Suffragette
A suffragette was a woman involved in the militant campaign for women's suffrage in the United Kingdom, specifically referring to members of the Women's Social and Political Union (WSPU), who adopted aggressive tactics to protest the denial of voting rights to women.[1][2]
The WSPU was founded in 1903 by Emmeline Pankhurst, along with her daughters Christabel and Sylvia, in response to the slow progress of peaceful constitutional efforts by groups like the National Union of Women's Suffrage Societies (NUWSS).[1][2] Adopting the motto "Deeds, not words," suffragettes distinguished themselves from suffragists by escalating from disruptions—such as heckling politicians and mass demonstrations—to acts of civil disobedience including window-breaking, arson on unoccupied properties, and assaults on pillar boxes.[1][3][2]

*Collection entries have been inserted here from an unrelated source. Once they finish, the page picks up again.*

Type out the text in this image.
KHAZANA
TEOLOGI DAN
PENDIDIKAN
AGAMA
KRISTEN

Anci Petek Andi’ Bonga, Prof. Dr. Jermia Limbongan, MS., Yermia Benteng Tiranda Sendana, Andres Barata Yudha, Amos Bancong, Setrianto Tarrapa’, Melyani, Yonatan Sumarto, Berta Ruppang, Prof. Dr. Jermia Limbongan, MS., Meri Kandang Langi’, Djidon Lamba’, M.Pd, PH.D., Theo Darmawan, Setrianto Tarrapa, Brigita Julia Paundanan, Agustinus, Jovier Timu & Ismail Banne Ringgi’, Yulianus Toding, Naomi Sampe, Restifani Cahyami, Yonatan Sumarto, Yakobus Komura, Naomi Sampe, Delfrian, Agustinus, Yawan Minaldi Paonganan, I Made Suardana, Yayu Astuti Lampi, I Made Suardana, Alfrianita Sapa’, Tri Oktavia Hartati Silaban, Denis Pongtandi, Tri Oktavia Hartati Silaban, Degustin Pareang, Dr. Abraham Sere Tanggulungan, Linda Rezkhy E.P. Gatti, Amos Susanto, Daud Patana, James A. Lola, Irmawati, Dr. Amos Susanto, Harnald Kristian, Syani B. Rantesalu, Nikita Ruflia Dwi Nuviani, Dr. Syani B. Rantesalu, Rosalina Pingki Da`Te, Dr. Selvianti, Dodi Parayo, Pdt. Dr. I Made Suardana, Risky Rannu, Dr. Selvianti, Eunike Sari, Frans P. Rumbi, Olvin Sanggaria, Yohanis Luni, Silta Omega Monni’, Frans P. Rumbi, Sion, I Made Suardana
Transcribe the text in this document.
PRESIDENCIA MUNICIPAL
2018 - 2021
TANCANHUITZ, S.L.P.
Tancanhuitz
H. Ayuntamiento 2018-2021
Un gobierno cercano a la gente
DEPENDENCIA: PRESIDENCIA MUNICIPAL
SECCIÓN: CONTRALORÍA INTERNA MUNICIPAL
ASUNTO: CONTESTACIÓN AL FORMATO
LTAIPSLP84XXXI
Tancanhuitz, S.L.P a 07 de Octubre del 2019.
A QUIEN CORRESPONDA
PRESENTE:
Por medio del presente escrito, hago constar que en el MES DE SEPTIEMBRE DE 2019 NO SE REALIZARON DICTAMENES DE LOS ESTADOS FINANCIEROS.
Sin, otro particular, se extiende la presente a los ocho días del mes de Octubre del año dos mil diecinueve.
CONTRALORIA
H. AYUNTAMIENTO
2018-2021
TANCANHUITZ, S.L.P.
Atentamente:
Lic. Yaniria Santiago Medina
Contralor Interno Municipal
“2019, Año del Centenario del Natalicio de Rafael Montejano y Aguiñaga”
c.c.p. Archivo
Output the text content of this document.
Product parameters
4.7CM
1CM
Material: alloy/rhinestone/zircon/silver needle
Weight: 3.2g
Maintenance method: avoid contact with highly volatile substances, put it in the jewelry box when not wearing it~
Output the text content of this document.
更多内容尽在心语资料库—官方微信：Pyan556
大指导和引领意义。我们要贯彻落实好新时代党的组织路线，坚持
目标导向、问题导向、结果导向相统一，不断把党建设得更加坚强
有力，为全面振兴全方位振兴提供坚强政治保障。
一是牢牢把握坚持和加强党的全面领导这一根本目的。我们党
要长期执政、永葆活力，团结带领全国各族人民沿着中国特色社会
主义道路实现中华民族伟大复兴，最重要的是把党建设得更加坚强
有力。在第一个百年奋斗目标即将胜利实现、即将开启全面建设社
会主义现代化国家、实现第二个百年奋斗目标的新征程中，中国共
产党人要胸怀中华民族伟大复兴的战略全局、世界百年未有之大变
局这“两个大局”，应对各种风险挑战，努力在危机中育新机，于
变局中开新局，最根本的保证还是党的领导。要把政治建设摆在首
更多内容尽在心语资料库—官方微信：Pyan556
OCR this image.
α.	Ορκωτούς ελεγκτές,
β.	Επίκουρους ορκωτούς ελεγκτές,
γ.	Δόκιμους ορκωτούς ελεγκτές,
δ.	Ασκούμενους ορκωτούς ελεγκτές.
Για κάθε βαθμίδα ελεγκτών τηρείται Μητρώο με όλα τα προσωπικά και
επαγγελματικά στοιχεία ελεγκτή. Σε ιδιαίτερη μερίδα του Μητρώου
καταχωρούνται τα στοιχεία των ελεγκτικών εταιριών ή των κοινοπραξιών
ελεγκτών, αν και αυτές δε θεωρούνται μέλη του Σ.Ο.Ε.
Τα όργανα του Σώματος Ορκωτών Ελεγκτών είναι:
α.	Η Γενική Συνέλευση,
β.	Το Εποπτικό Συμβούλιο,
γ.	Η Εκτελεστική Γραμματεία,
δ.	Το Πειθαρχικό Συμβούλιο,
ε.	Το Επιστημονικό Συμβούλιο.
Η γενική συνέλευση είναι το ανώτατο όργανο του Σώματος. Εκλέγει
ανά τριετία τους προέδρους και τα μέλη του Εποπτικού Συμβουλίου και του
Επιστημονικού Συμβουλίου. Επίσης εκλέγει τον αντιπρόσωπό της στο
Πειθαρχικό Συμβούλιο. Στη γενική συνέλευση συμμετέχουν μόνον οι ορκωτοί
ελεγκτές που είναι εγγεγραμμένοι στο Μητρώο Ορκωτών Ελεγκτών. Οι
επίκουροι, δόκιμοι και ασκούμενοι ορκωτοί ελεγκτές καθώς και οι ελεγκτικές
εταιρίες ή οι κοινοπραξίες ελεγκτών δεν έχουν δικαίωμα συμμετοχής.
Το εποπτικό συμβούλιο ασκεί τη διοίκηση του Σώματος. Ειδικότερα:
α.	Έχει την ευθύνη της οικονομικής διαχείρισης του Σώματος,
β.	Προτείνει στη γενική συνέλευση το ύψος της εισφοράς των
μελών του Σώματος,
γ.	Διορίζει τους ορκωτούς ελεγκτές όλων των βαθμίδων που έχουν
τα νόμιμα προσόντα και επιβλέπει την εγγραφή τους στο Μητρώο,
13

These actions resulted in over 1,000 arrests by 1914, with many suffragettes imprisoned and resorting to hunger strikes to demand political prisoner status, prompting government responses like force-feeding and the 1913 "Cat and Mouse Act," which temporarily released and rearrested weakened protesters.[3][2] The movement's militancy drew widespread publicity, including tragic incidents like the 1913 death of Emily Wilding Davison under the King's horse at the Epsom Derby, but also provoked public backlash and debate among historians over whether it accelerated or impeded suffrage by alienating potential allies and hardening opposition.[3][4][5]
Suffragette pressure, combined with women's contributions during World War I—after the WSPU suspended militancy in 1914—contributed to the Representation of the People Act 1918, granting votes to women over 30 meeting property qualifications, with full equal suffrage achieved in 1928.[2][1]